6. Other important files

6.1. Clusters configuration file

The clusters configuration file, named clusters.yml, is a YAML file where all the information about the clusters is specified. This includes the command used to submit jobs on the cluster as well as all the profiles. Those profiles define the parsing function, the transition function, the rendering function, the location of the compilers needed to run QOCT-GRAD and the job scales. If you don’t know what those parameters are, they have been introduced in the previous sections of this documentation (see jobs launching step, system modelling, determining the transitions, job scaling and rendering the templates). Here is what the structure of this file looks like:

myclusterA:
  submit_command: value
  profiles:
    myprofile1:
      parsing_function: name-of-parsing-function
      transition_function: name-of-transition-function
      rendering_function: name-of-rendering-function
      set_env: value
      job_scales:
        -
          label: scale1
          scale_limit: value
          time: value
          memory: value
          partition_name: value  # This is optional
          delay_command: value   # This is optional
        -
          label: scale2
          scale_limit: value
          time: value
          memory: value
          partition_name: value  # This is optional
          delay_command: value   # This is optional
        -
          ...
    myprofile2:
      parsing_function: name-of-parsing-function
      transition_function: name-of-transition-function
      rendering_function: name-of-rendering-function
      set_env: value
      job_scales:
        -
          label: scale1
          scale_limit: value
          time: value
          memory: value
          partition_name: value  # This is optional
          delay_command: value   # This is optional
        -
          label: scale2
          scale_limit: value
          time: value
          memory: value
          partition_name: value  # This is optional
          delay_command: value   # This is optional
        -
          ...

myclusterB:
  ...

where

If you want a more concrete example, let’s consider the following situation:

  • A cluster who uses SLURM as the job scheduler, named lemaitre3

  • The qchem_gt_opm profile with qchem_tddft, proj_ground_to_triplet and opm_render as the parsing, transition and rendering functions, respectively.

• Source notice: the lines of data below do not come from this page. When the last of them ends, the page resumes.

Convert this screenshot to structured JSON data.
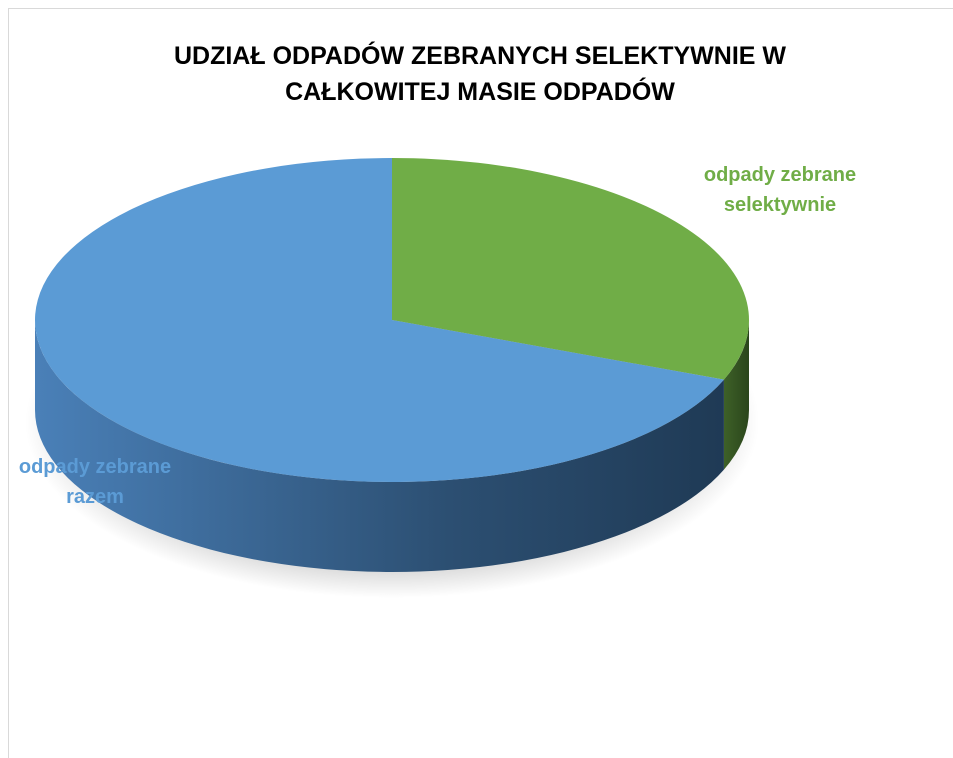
{
  "chart_data": {
    "type": "pie",
    "title": "UDZIAŁ ODPADÓW ZEBRANYCH SELEKTYWNIE W CAŁKOWITEJ MASIE ODPADÓW",
    "categories": [
      "odpady zebrane selektywnie",
      "odpady zebrane razem"
    ],
    "values": [
      31,
      69
    ],
    "colors": [
      "#70ad47",
      "#5b9bd5"
    ]
  }
}
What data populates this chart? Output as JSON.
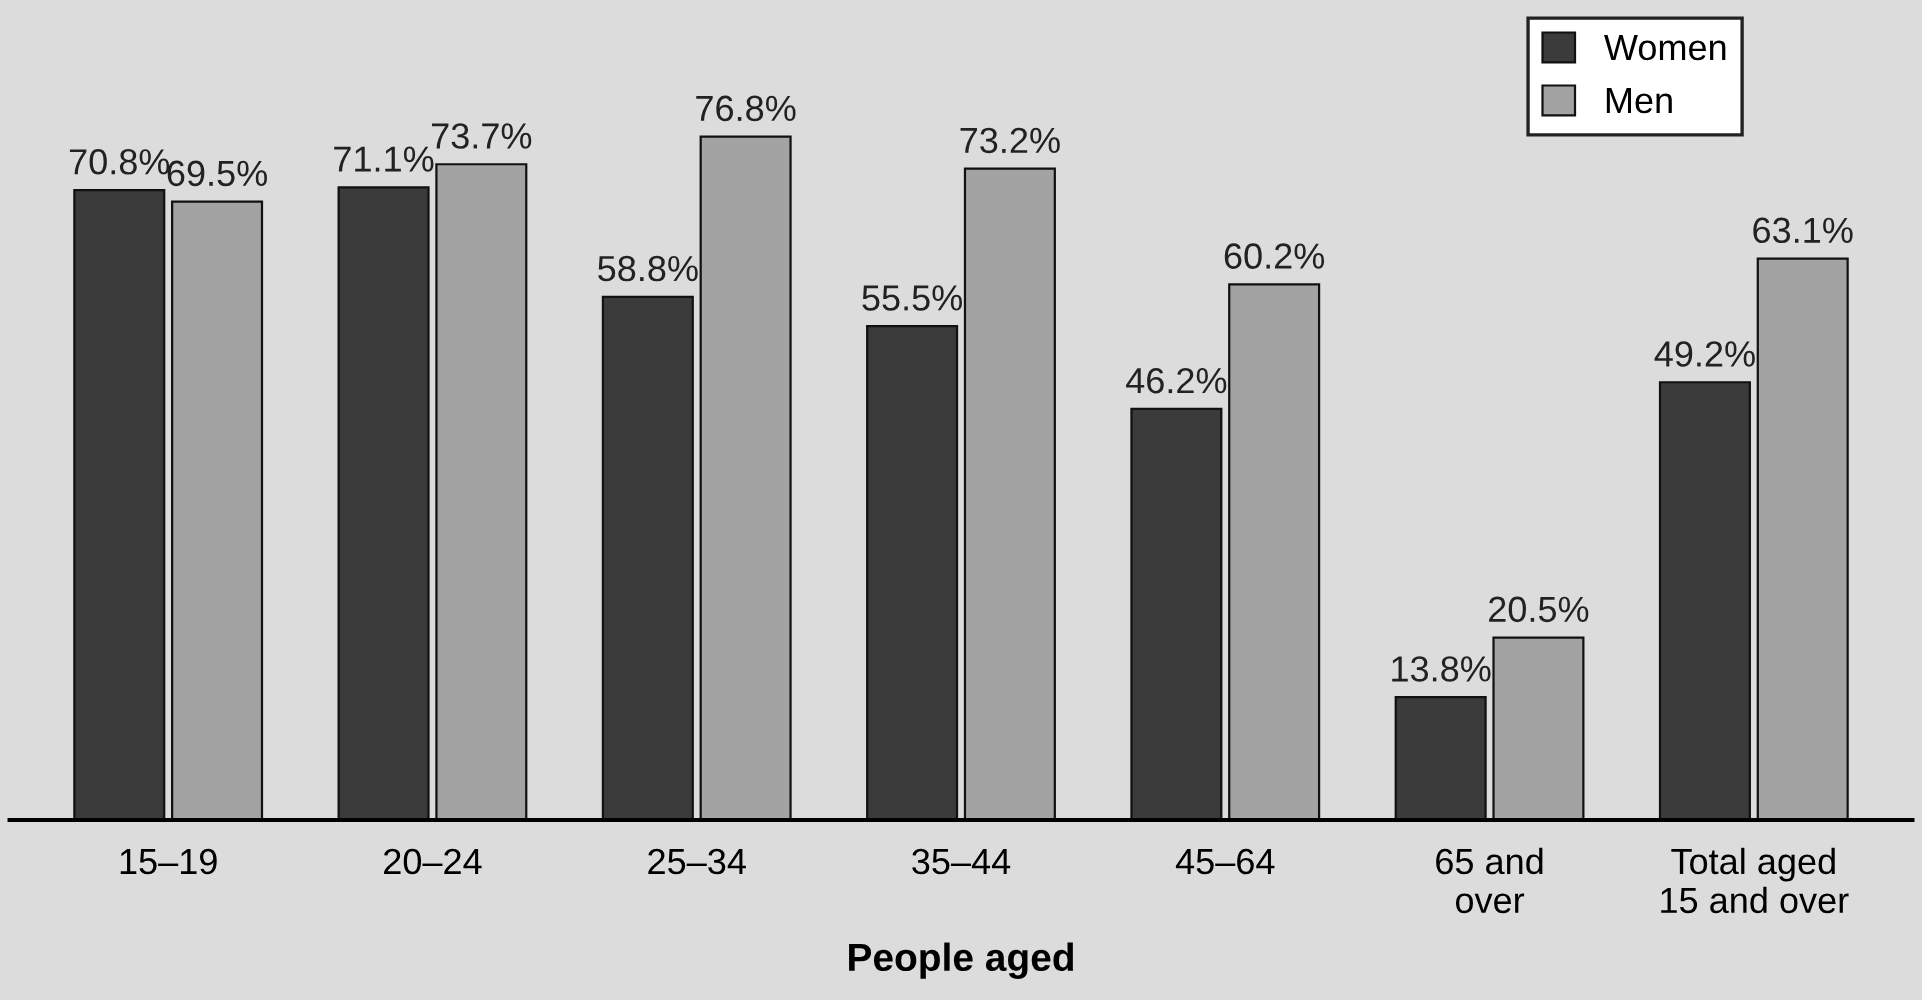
{
  "chart_data": {
    "type": "bar",
    "xlabel": "People aged",
    "categories": [
      "15–19",
      "20–24",
      "25–34",
      "35–44",
      "45–64",
      "65 and\nover",
      "Total aged\n15 and over"
    ],
    "series": [
      {
        "name": "Women",
        "color": "#3b3b3b",
        "values": [
          70.8,
          71.1,
          58.8,
          55.5,
          46.2,
          13.8,
          49.2
        ],
        "value_labels": [
          "70.8%",
          "71.1%",
          "58.8%",
          "55.5%",
          "46.2%",
          "13.8%",
          "49.2%"
        ]
      },
      {
        "name": "Men",
        "color": "#a3a3a3",
        "values": [
          69.5,
          73.7,
          76.8,
          73.2,
          60.2,
          20.5,
          63.1
        ],
        "value_labels": [
          "69.5%",
          "73.7%",
          "76.8%",
          "73.2%",
          "60.2%",
          "20.5%",
          "63.1%"
        ]
      }
    ],
    "legend": "top right",
    "grid": false
  }
}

This is what the file might look like in this situation:

lemaitre3:
  submit_command: sbatch
  profiles:
    qchem_gt_opm:
      parsing_function: qchem_tddft
      transition_function: proj_ground_to_triplet
      rendering_function: opm_render
      set_env: module load OpenBLAS/0.3.7-GCC-8.3.0
      job_scales:
      -
        label: small
        scale_limit: 20
        time: 1-00:00:00
        memory: 2000 # in MB
      -
        label: medium
        scale_limit: 50
        time: 2-00:00:00
        memory: 2500 # in MB
      -
        label: big
        scale_limit: 100
        time: 5-00:00:00
        memory: 3000 # in MB

This is what a basic example looks like, but you can add as many keys as you want, depending on your needs.

6.2. Errors handling

When adding a rendering function or another custom function to CONTROL LAUNCHER, having a way to handle errors is definitely useful. In CONTROL LAUNCHER, this is managed by the control_errors.py file. It is somewhat basic but should be enough to cover your needs.

6.2.1. Custom exception

A custom exception class has been created to handle errors specific to CONTROL LAUNCHER, in the control_errors.py file:

Feel free to raise it when you want to prevent predictable errors from happening (missing file, incorrect value, etc.) by simply using

raise control_errors.ControlError ("my message here")

Those raised exceptions wil be caught by CONTROL LAUNCHER, which will then either abort the execution or skip the incriminated configuration file, depending on where the error occurred.

6.2.2. Checking the existence of files and directories

In order to easily check if specific files or directories exist, the check_abspath function has been defined in the control_errors.py file:

As an example, let’s say we want to check if our clusters configuration file is still there, we can use the code:

clusters_file = control_errors.check_abspath(os.path.join(code_dir,"clusters.yml"),"YAML clusters configuration file","file")

This will check if there is a file named clusters.yml in CONTROL LAUNCHER’s directory (code_dir) and if it is indeed a file (and not a directory for example).

  • If there is, it will return the absolute path towards that file (useful for referencing that file later in the script, no matter where the current directory is).

  • Otherwise, it will raise an exception and specify the context as “YAML clusters configuration file” for easy tracking, which will result in an error message of the form:

Something went wrong when checking the path  ~/CHAINS/control_launcher/clusters.yml
Context:  YAML clusters configuration file
ERROR: ~/CHAINS/control_launcher/clusters.yml does not seem to exist.